First, remove everything that has already done its job. Delete the flags that were only needed for the test or pilot, keep the change history, and write down why you turned them off. Extra flags can become a source of risk themselves.

Then record the normal approval flow for new models. You do not need a twenty-page policy. A short scheme is enough: the requester asks for the model, the product owner confirms the scenario, security and legal review the constraints, the budget owner checks the cost, and then an engineer enables access by tenant. When this order is written down, the next request goes through without drama.

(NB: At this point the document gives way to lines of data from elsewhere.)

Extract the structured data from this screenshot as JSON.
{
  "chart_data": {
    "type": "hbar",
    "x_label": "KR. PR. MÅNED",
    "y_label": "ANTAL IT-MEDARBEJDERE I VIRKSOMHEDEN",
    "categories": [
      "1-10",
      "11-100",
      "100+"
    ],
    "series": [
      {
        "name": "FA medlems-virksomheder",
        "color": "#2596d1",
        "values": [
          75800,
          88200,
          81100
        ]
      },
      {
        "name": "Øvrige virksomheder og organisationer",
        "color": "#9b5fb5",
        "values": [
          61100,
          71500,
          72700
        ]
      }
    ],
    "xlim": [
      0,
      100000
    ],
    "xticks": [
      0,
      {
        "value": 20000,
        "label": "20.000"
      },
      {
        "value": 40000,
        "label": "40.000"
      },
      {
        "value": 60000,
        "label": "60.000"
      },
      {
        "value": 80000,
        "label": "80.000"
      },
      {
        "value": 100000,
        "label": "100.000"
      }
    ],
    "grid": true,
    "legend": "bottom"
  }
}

It is useful to keep a few things in one place: model routes by tenant, audit logs for activations and rule changes, limits by API key and scenario, and PII masking and data retention rules if they are required for the customer.

If some customers require data to be stored inside Kazakhstan, a single gateway like AI Router simplifies the basic part of the setup: one OpenAI-compatible endpoint, audit logs, PII masking, and infrastructure inside the country. But the access order itself is still better kept explicitly on your side, through tenant_id, statuses, and clear rollback rules.

And finally, review the first launch based on facts. How many requests went through the new route? Were there any manual interventions? Where did limits trigger? Were there any unnecessary denials because of access rules? These notes save a lot of time before the next release.

A good sign of a mature process is very simple: the next launch takes hours, not a week of manual approvals. The team opens one place with the rules, selects the tenant, sets the limit, and enables the model through a clear scheme.